Yeah, you can do that. In fact, I would argue this is the predominant model right now. i.e. dual-income couple where the non-academic partner makes a lot more than the academic. There's a rapid increase of female investigators in the last 5-10 years and the majority of them follow this model.

Another popular model is the family money model, where neither partner needs to make a lot of money, and a large portion of the income/savings are driven by things like trust funds. I would say at least 30% of faculty in tier 1 departments follow this model. Rarer at mid-tier institutions.

The traditional model of a single-income household with one academic income is becoming the minority, and often generates some type of hardship, especially in HCOLs. Unfortunately it's not always easy to avoid HCOLs because that's often where the best science is.

Historically, the two academic couple model is popular for academic women. Lately, this is becoming less common as many capable male academics exit for industry or practice. Exceptions exist, but male partners are typically more driven by money per se than other factors such as flexibility in schedule that might be seen as desirable in academia. Nevertheless, female investigators are still underrepresented in general, especially after having children, because the incentives are typically not aligned correctly.

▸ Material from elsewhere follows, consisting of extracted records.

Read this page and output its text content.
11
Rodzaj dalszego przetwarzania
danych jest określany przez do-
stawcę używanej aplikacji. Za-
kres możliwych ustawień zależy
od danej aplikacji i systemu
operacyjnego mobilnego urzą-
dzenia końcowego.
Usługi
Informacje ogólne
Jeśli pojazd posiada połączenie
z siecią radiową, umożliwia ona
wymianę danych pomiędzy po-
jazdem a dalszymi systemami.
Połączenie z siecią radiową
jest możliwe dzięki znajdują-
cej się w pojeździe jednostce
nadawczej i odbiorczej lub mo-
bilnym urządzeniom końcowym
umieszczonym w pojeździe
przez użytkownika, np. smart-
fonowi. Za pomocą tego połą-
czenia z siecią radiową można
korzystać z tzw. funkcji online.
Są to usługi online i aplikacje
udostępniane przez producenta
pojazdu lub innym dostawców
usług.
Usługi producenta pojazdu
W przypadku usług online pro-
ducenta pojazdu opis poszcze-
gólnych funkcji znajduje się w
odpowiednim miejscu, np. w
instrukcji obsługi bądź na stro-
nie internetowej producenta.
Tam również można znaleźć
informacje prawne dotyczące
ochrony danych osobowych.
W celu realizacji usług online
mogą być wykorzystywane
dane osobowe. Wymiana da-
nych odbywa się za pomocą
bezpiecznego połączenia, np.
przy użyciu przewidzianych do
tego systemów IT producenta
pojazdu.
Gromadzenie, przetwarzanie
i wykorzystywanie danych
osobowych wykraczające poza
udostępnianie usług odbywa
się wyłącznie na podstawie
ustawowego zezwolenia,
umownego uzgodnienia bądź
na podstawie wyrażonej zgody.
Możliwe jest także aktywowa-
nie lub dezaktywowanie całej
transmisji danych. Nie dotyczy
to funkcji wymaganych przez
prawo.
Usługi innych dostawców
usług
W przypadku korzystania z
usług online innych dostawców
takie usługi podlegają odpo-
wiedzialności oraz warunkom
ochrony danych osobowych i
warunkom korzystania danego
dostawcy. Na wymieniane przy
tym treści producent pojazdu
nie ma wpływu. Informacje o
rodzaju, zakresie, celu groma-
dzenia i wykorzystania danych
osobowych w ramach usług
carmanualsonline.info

I am curious though, and it has come up in some forms in other threads - On the topic of 50/50 positions where the Research time is guaranteed regardless of funding, but the clinical time is demanding and maybe less desirable - How are these positions distinct from someone running a private practice half the time and working collaboratively with others at the institute the other half? I may not be familiar with some of the practical realities of these jobs and not seeing what opportunities are afforded when you work full time for University X, rather than collaborate.

There's no substantial foundational difference, except most specialties you can't really just "start a private practice" on the side.

Process-wise, there are some differences. The income generated from private practice is highly variable and unreliable, depending on who you are and what you do. Whereas, if you work for the state hospital or the VA, you just get a fixed dependent (albeit low) salary. Grant-driven income is always unreliable, so you trade two unreliable income streams with one reliable income stream.